Reputation: 22610
Things like Git allow you to create your own (2nd-level) commands by creating a script with the appropriate name and saving it in the appropriate place (anywhere in your PATH if I recall correctly). So you could have
$ git my-cool-command
if you wanted.
Is there a way to do such things with Docker? Google DuckDuckGo doesn't return anything useful.
Upvotes: 0
Views: 259
Reputation: 346
I have been doing this with BASH scripts. For example:
```
alias dockerkill='docker kill $(docker ps -a -q)'
alias dockercleanc='printf "\n>>> Deleting stopped containers\n\n" && docker rm $(docker ps -a -q)'
alias dockercleani='printf "\n>>> Deleting untagged images\n\n" && docker rmi $(docker images -q -f dangling=true)'
alias dockerclean='dockercleanc || true && dockercleani'
```
Upvotes: 0
Reputation: 22610
I'm hoping someone else has a better answer, using a "docker-approved" officially supported approach that is not such a kludge, but here's an approach that should work if nothing else appears.
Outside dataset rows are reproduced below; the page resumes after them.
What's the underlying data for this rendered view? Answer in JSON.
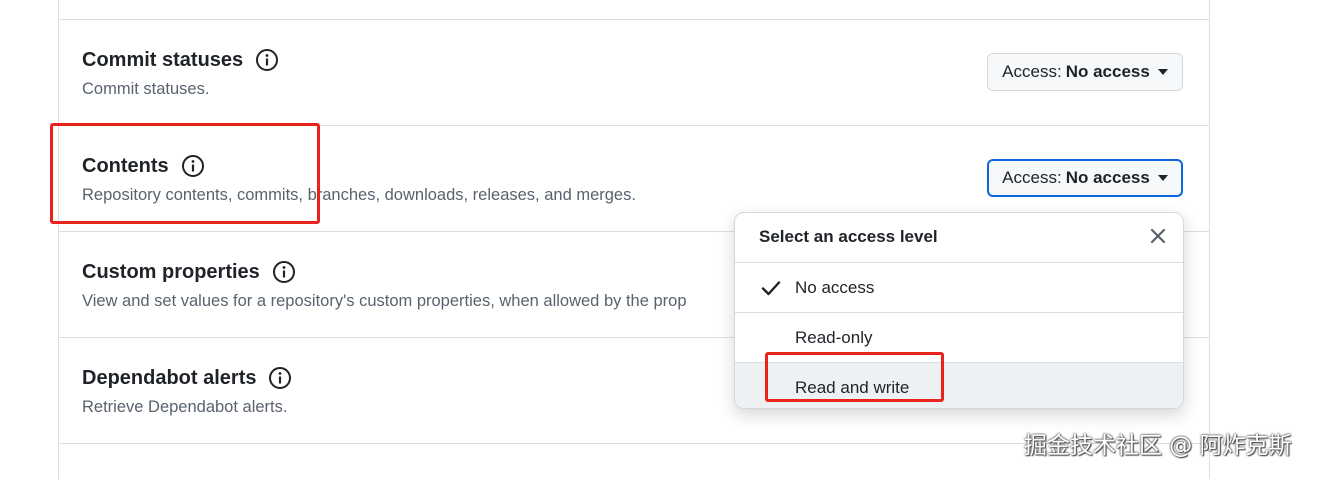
{
  "permissions": [
    {
      "title": "Commit statuses",
      "description": "Commit statuses.",
      "access_label": "Access:",
      "access_value": "No access"
    },
    {
      "title": "Contents",
      "description": "Repository contents, commits, branches, downloads, releases, and merges.",
      "access_label": "Access:",
      "access_value": "No access"
    },
    {
      "title": "Custom properties",
      "description": "View and set values for a repository's custom properties, when allowed by the prop"
    },
    {
      "title": "Dependabot alerts",
      "description": "Retrieve Dependabot alerts."
    }
  ],
  "dropdown": {
    "title": "Select an access level",
    "options": [
      {
        "label": "No access",
        "selected": true
      },
      {
        "label": "Read-only",
        "selected": false
      },
      {
        "label": "Read and write",
        "selected": false
      }
    ]
  },
  "watermark": "掘金技术社区 @ 阿炸克斯",
  "colors": {
    "annotation": "#e8231b",
    "focus": "#0969da"
  }
}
Write your own function named docker
. It should take precedence over anything in your PATH.
The function should take the first argument passed into it (we'll use foo
as an example) and check whether a docker-foo
command exists in the PATH. If not, it should just call the docker executable with all arguments, so your command would work as expected. If there is a docker-foo
, it should call that (with the hyphen) and all other arguments appended.